Now, if the length of the second straight line is twice the length Ll of the first straight line, then the receiving transducers 2 a, 2
The transmission distance difference r of the ultrasonic waves received at each b is the top
, Y is twice the distance, and r(Ll. Based on this distance difference r, the constant B.

C is set, and as the ultrasonic wave passes through parts having different distances, the attenuation rate and sound speed of the ultrasonic wave can be detected.

In the above embodiment, one transmitting transducer and two receiving transducers are provided, but three or more receiving transducers may be provided. Completely opposite to the example, one receiving transducer and multiple transmitting transducers are provided, and each transmitting transducer emits ultrasonic waves at the one with the longest transmission distance. The ultrasonic pulse may be configured to oscillate in a time-division manner at predetermined intervals set to a time longer than the time it takes for the wave to be received. The second thing to provide is
Each is called a transducer.

Further, the installation positions of the second transducers are not limited to equal intervals, but may be set at any desired intervals.

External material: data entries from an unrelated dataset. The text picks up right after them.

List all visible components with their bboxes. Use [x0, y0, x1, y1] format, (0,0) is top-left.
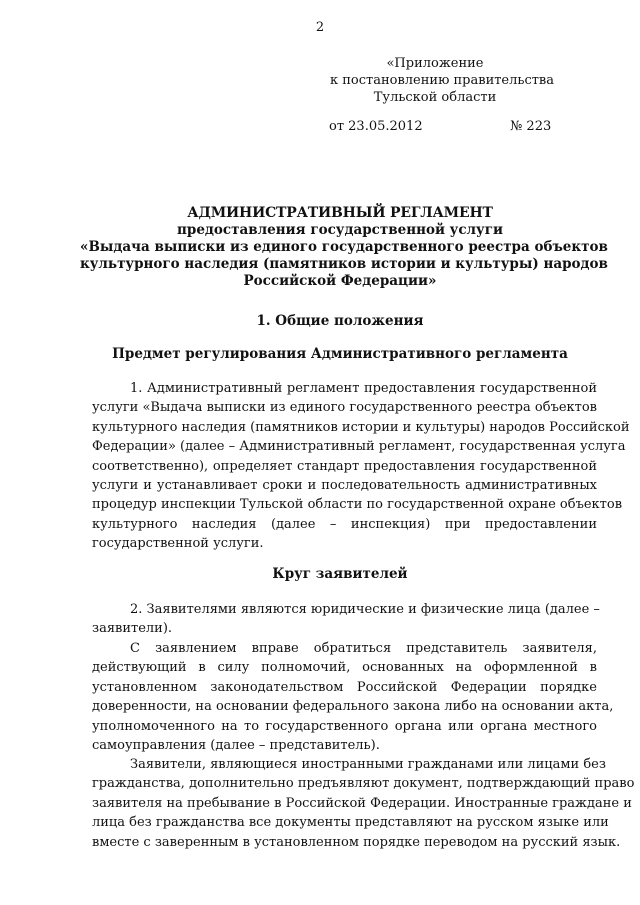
section-heading: 1. Общие положения	[256, 313, 424, 329]
subject-heading: Предмет регулирования Административного регламента	[112, 346, 568, 362]
text-line: самоуправления (далее – представитель).	[92, 738, 380, 754]
text-line: доверенности, на основании федерального закона либо на основании акта,	[92, 699, 614, 715]
text-line: установленном законодательством Российской Федерации порядке	[92, 679, 597, 695]
text-line: С заявлением вправе обратиться представитель заявителя,	[130, 641, 597, 656]
text-line: культурного наследия (памятников истории и культуры) народов Российской	[92, 419, 630, 435]
text-line: заявители).	[92, 621, 173, 637]
document-title	[80, 205, 608, 290]
text-line: услуги и устанавливает сроки и последовательность административных	[92, 478, 597, 494]
order-date: от 23.05.2012	[329, 119, 423, 134]
text-line: государственной услуги.	[92, 536, 264, 552]
appendix-line: «Приложение	[386, 56, 484, 71]
title-line: АДМИНИСТРАТИВНЫЙ РЕГЛАМЕНТ	[187, 205, 493, 221]
text-line: лица без гражданства все документы представляют на русском языке или	[92, 815, 609, 831]
title-line: предоставления государственной услуги	[177, 222, 503, 238]
title-line: «Выдача выписки из единого государственного реестра объектов	[80, 239, 608, 255]
text-line: Заявители, являющиеся иностранными гражданами или лицами без	[130, 757, 606, 772]
title-line: Российской Федерации»	[243, 273, 437, 289]
paragraph-1	[92, 379, 630, 554]
title-line: культурного наследия (памятников истории и культуры) народов	[80, 256, 608, 272]
appendix-header	[330, 55, 554, 106]
paragraph-3	[92, 639, 614, 755]
text-line: услуги «Выдача выписки из единого государственного реестра объектов	[92, 400, 597, 416]
text-line: действующий в силу полномочий, основанных на оформленной в	[92, 660, 597, 676]
page-number: 2	[315, 20, 325, 35]
text-line: 2. Заявителями являются юридические и физические лица (далее –	[130, 602, 600, 617]
applicants-heading: Круг заявителей	[272, 566, 408, 582]
appendix-line: к постановлению правительства	[330, 73, 554, 88]
order-number: № 223	[510, 119, 552, 134]
text-line: 1. Административный регламент предоставления государственной	[130, 381, 597, 396]
text-line: вместе с заверенным в установленном порядке переводом на русский язык.	[92, 834, 621, 850]
text-line: процедур инспекции Тульской области по государственной охране объектов	[92, 497, 623, 513]
text-line: соответственно), определяет стандарт предоставления государственной	[92, 458, 597, 474]
text-line: Федерации» (далее – Административный регламент, государственная услуга	[92, 439, 626, 455]
appendix-line: Тульской области	[373, 90, 497, 105]
text-line: заявителя на пребывание в Российской Федерации. Иностранные граждане и	[92, 795, 632, 811]
text-line: культурного наследия (далее – инспекция) при предоставлении	[92, 516, 597, 532]
paragraph-2	[92, 600, 600, 639]
text-line: уполномоченного на то государственного органа или органа местного	[92, 718, 597, 734]
text-line: гражданства, дополнительно предъявляют документ, подтверждающий право	[92, 776, 635, 792]
paragraph-4	[92, 755, 635, 852]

(f) Effects As described above, according to the present invention, ultrasonic waves are prevented from transmitting so that there are parts with different ultrasonic transmission distances, and the attenuation rate and sound speed are detected based on this. When detecting attenuation rate and sound velocity using one transducer and one receiving transducer, each patient has different properties of the entire body, such as different thicknesses of subcutaneous fat, and it is difficult to detect However, compared to
It takes the difference in the speed of sound and eliminates the above errors in both cases. It can detect both the attenuation rate and the speed of sound with high accuracy and diagnose in vivo. It is useful for lesions where the entire tissue changes, such as fatty liver and cirrhosis. It is now possible to diagnose cancer without having to remove organs and cause pain to the patient.

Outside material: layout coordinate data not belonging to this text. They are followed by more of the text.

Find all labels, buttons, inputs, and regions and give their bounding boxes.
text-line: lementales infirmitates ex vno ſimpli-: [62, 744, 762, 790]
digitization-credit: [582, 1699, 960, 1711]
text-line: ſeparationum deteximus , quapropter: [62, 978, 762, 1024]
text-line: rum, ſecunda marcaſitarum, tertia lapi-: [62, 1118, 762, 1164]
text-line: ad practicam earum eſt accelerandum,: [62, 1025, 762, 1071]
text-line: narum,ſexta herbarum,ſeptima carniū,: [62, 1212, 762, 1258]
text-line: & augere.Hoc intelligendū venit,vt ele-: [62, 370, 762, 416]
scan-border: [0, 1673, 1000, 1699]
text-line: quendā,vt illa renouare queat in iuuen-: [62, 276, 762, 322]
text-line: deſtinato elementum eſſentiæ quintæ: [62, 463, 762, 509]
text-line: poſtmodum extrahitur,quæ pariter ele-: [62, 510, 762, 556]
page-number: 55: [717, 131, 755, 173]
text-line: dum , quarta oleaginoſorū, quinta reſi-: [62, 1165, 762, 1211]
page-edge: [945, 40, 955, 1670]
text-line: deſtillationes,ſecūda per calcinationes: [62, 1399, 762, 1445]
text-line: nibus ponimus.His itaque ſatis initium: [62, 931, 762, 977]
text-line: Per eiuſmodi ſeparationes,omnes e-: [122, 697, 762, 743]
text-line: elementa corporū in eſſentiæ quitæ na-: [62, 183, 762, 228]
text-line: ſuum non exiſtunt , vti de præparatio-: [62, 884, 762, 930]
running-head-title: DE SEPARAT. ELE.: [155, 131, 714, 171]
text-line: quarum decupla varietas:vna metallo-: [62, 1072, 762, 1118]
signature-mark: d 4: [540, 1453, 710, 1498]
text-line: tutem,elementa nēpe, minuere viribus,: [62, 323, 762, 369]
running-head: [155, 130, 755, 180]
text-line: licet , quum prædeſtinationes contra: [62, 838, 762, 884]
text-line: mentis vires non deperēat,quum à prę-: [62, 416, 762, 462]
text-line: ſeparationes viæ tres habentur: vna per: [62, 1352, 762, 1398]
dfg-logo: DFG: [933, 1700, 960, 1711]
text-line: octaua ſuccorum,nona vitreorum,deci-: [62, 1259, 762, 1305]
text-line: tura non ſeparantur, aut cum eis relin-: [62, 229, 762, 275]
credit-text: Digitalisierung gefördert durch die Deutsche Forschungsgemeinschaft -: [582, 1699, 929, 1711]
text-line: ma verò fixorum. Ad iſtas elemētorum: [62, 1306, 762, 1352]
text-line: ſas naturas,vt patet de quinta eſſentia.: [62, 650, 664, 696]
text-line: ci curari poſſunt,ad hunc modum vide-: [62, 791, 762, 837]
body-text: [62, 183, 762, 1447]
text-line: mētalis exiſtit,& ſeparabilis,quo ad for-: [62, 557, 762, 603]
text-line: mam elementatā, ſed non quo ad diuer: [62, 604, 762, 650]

In addition, it may include one transmitting transducer and a plurality of receiving transducers, or it may include one receiving transducer and a plurality of transmitting transducers. , it is now possible to simplify the configuration by simply providing a circuit for processing the received signal in the receiving transducer.

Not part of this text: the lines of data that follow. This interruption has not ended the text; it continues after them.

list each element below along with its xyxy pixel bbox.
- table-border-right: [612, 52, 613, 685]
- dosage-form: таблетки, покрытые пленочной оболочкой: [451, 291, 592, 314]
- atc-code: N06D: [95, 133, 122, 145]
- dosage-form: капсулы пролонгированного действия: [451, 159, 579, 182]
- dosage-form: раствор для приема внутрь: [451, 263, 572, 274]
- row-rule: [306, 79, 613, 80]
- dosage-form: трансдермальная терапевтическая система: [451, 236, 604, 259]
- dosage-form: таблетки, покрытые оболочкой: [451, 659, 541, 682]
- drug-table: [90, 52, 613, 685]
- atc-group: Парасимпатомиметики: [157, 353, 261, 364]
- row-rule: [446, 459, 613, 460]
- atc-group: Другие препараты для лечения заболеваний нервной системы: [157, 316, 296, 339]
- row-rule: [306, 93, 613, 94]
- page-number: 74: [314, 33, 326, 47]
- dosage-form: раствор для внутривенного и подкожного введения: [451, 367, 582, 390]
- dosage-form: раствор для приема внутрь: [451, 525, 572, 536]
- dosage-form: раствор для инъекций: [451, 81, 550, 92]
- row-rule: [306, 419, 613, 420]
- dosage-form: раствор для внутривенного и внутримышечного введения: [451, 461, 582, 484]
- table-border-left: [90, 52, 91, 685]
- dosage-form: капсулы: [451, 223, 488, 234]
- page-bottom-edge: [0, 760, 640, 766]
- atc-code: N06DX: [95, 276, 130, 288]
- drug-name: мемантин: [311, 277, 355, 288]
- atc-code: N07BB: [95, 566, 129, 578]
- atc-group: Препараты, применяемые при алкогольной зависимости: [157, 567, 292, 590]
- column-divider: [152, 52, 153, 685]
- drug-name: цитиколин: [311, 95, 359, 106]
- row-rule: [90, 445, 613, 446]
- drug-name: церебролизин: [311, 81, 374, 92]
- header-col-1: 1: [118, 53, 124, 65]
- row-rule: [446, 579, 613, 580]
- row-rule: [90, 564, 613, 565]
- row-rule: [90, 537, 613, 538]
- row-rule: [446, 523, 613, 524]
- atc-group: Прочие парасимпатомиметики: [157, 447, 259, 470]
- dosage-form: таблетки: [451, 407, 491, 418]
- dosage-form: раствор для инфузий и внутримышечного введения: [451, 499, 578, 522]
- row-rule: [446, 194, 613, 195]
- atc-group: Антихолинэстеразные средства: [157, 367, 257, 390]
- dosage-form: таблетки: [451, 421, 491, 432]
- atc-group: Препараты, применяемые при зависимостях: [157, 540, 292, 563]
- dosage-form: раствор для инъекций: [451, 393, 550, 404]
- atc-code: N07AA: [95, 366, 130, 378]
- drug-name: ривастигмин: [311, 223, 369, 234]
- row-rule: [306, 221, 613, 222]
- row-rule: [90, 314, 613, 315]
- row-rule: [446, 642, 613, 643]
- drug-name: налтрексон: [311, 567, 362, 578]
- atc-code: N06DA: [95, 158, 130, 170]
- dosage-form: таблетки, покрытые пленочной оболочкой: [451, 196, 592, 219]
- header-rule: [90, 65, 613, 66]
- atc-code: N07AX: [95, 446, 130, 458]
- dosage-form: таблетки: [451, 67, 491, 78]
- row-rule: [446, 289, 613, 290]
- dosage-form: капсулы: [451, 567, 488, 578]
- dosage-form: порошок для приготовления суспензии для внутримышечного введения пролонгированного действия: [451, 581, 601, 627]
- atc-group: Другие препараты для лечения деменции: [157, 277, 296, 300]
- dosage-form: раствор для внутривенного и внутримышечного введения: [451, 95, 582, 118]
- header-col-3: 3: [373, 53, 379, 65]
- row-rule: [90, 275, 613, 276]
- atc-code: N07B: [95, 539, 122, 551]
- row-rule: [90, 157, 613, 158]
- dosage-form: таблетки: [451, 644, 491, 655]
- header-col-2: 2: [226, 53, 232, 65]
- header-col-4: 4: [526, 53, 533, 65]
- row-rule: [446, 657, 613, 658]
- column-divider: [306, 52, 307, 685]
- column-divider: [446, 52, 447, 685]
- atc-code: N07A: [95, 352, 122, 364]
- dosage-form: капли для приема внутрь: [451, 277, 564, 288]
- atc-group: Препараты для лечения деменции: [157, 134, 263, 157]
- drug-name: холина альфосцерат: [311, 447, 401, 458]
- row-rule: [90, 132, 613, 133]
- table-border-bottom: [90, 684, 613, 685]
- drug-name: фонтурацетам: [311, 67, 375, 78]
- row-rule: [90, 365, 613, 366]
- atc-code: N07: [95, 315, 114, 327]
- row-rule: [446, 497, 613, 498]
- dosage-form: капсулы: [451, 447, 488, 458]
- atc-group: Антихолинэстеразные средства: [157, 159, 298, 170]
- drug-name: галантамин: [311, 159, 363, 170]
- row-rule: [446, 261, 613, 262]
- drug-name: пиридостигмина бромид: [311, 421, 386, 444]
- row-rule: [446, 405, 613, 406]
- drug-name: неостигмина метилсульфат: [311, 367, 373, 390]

[Brief explanation of drawings]

FIG. 1 is a schematic configuration diagram of an ultrasonic diagnostic apparatus according to an embodiment of the present invention, and FIG. 2 is a circuit block diagram. DESCRIPTION OF SYMBOLS 1... A transducer for transmitting waves as a first transducer, 2 a, 2 b... A transducer for receiving waves as a second transducer, 9... Attenuation rate detection means, 11 ...Sound velocity detection means.

Claims (2)

[Claims] (1) One first transducer and a plurality of second transducers, one of the first transducer and the second transducer is configured for wave transmission, and the other is configured for wave reception, and the second Attenuation rate detection in which the transducers are arranged at different ultrasonic transmission distances from the first transducer, and the attenuation rate of the ultrasonic waves is detected as the ultrasonic waves are transmitted through portions having different distances. and a detection means for detecting the sound speed of the ultrasound from the distance difference and time difference as the ultrasound passes through the portions having different distances. (2) The ultrasonic diagnostic apparatus according to claim 1, wherein the first transducer is a transmitting transducer, and the second transducer is a receiving transducer.